A Câmara dos Deputados se prepara para votar o projeto de lei 5582/25, conhecido como PL Antifacção, nesta terça-feira (18), em meio a um cenário de forte resistência tanto da base governista quanto da oposição. O projeto, que visa estabelecer um marco legal para o combate ao crime organizado, tem sido adiado repetidamente e se tornou um ponto central de conflito no Congresso Nacional.
O presidente da Câmara, Hugo Motta, reiterou sua determinação de levar o texto ao plenário, apesar das pressões de ambos os lados para adiar a análise. Segundo ele, a votação ocorrerá após uma semana de intensas negociações e tentativas de acordo que não tiveram sucesso.

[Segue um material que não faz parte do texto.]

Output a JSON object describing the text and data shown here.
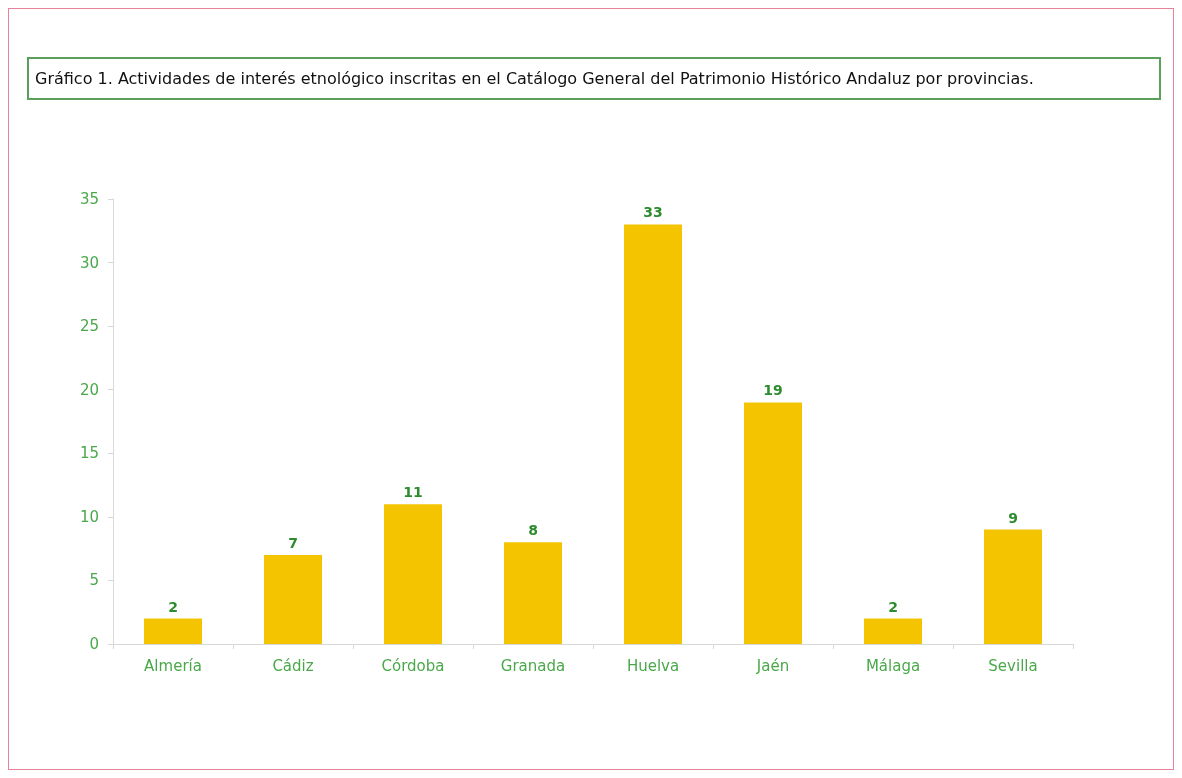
{
  "chart_data": {
    "type": "bar",
    "title": "Gráfico 1. Actividades de interés etnológico inscritas en el Catálogo General del Patrimonio Histórico Andaluz por provincias.",
    "categories": [
      "Almería",
      "Cádiz",
      "Córdoba",
      "Granada",
      "Huelva",
      "Jaén",
      "Málaga",
      "Sevilla"
    ],
    "values": [
      2,
      7,
      11,
      8,
      33,
      19,
      2,
      9
    ],
    "color": "#f5c400",
    "ylim": [
      0,
      35
    ],
    "yticks": [
      0,
      5,
      10,
      15,
      20,
      25,
      30,
      35
    ],
    "grid": false,
    "data_labels": true
  }
}
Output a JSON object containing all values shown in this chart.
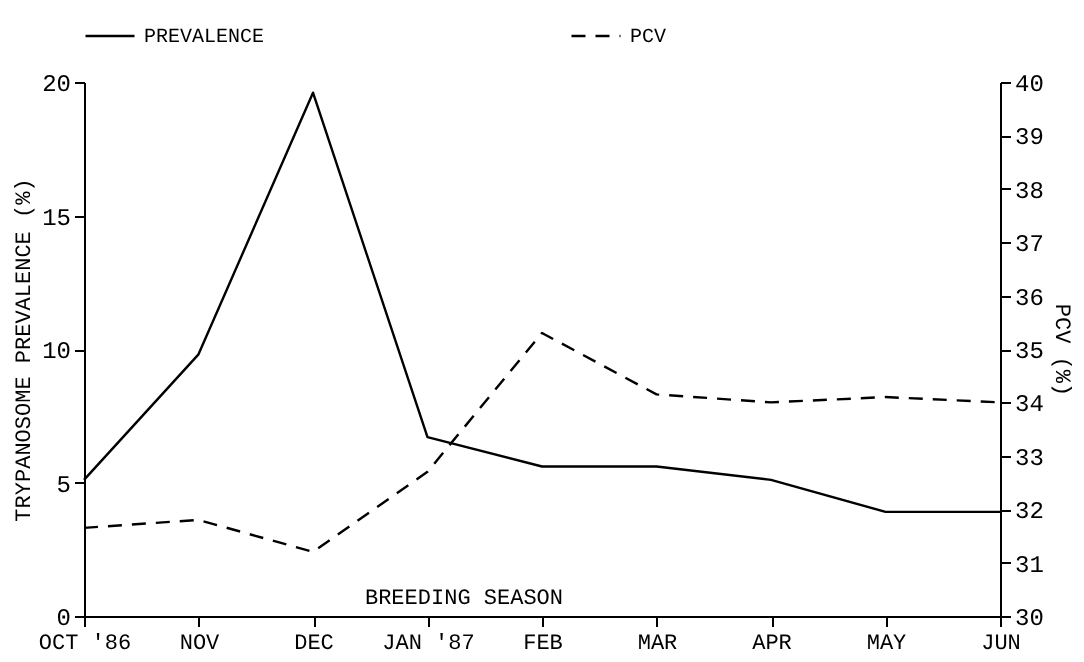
{
  "chart_data": {
    "type": "line",
    "categories": [
      "OCT '86",
      "NOV",
      "DEC",
      "JAN '87",
      "FEB",
      "MAR",
      "APR",
      "MAY",
      "JUN"
    ],
    "series": [
      {
        "name": "PREVALENCE",
        "color": "#000000",
        "line_style": "solid",
        "values": [
          5.1,
          9.8,
          19.6,
          6.7,
          5.6,
          5.6,
          5.1,
          3.9,
          3.9
        ]
      },
      {
        "name": "PCV",
        "color": "#000000",
        "line_style": "dashed",
        "axis": "y2",
        "values": [
          31.65,
          31.8,
          31.2,
          32.7,
          35.3,
          34.15,
          34.0,
          34.1,
          34.0
        ]
      }
    ],
    "ylabel": "TRYPANOSOME PREVALENCE (%)",
    "y2label": "PCV (%)",
    "ylim": [
      0,
      20
    ],
    "yticks": [
      0,
      5,
      10,
      15,
      20
    ],
    "y2lim": [
      30,
      40
    ],
    "y2ticks": [
      30,
      31,
      32,
      33,
      34,
      35,
      36,
      37,
      38,
      39,
      40
    ],
    "annotations": [
      "BREEDING SEASON"
    ],
    "legend": "top",
    "grid": false,
    "marker": "none"
  }
}
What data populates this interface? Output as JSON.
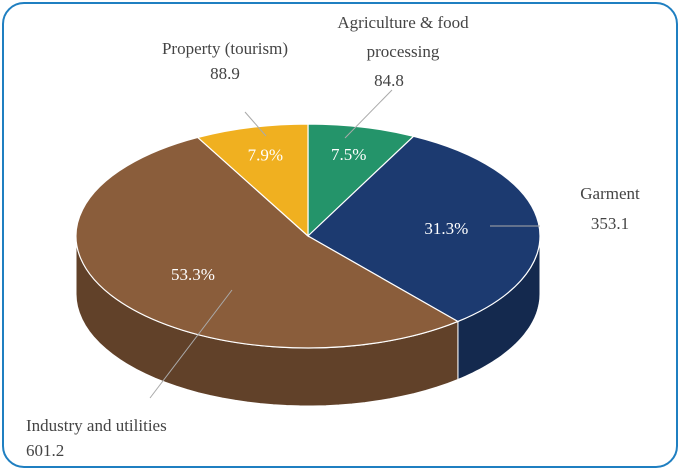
{
  "chart_data": {
    "type": "pie3d",
    "categories": [
      "Agriculture & food processing",
      "Garment",
      "Industry and utilities",
      "Property (tourism)"
    ],
    "values": [
      84.8,
      353.1,
      601.2,
      88.9
    ],
    "percent_labels": [
      "7.5%",
      "31.3%",
      "53.3%",
      "7.9%"
    ],
    "colors": [
      "#24946a",
      "#1c3a70",
      "#8a5d3b",
      "#f0b020"
    ]
  }
}
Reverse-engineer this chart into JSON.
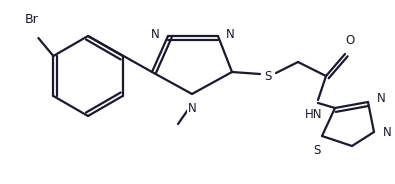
{
  "bg_color": "#ffffff",
  "line_color": "#1a1a2e",
  "label_color": "#1a1a2e",
  "line_width": 1.6,
  "font_size": 8.5,
  "figsize": [
    3.95,
    1.84
  ],
  "dpi": 100,
  "xlim": [
    0,
    395
  ],
  "ylim": [
    0,
    184
  ]
}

A oposição tem criticado as alterações feitas na proposta original, que equiparava facções criminosas a organizações terroristas. Parlamentares argumentam que essa definição poderia acarretar sanções internacionais ao Brasil e prejudicar a atuação do governo federal no combate ao crime organizado.
A versão atual do projeto já passou por quatro pareceres diferentes apresentados pelo relator, o deputado Guilherme Derrite, que faz oposição ao governo. As constantes mudanças no texto têm aumentado a desconfiança e alimentado o impasse político.
Do lado do governo, os ministros Ricardo Lewandowski e Gleisi Hoffmann se reunirão com Motta e Derrite nesta terça-feira pela manhã, na tentativa de encontrar uma nova redação para o projeto. Gleisi afirmou que não há acordo para votar o texto atual.
Entre os pontos considerados mais sensíveis estão o papel da Polícia Federal no combate às facções, a definição jurídica das organizações criminosas e os potenciais riscos de isolamento internacional caso o Brasil adote enquadramentos semelhantes ao terrorismo.
Diante da dificuldade em obter um consenso, a estratégia agora é transferir as negociações para um trabalho colegiado, com os líderes partidários discutindo diretamente os pontos mais polêmicos para evitar um novo fracasso na votação do PL.
Governadores alinhados à oposição, como Cláudio Castro e Ronaldo Caiado, solicitaram mais tempo para ajustes, evidenciando a falta de acordo. Apesar disso, Motta insiste que a votação será tentada nesta terça-feira.
Derrite deve apresentar a quinta versão do relatório até o final do dia, após a reunião com os ministros e a liderança da Câmara. Somente então o texto será encaminhado para análise dos deputados.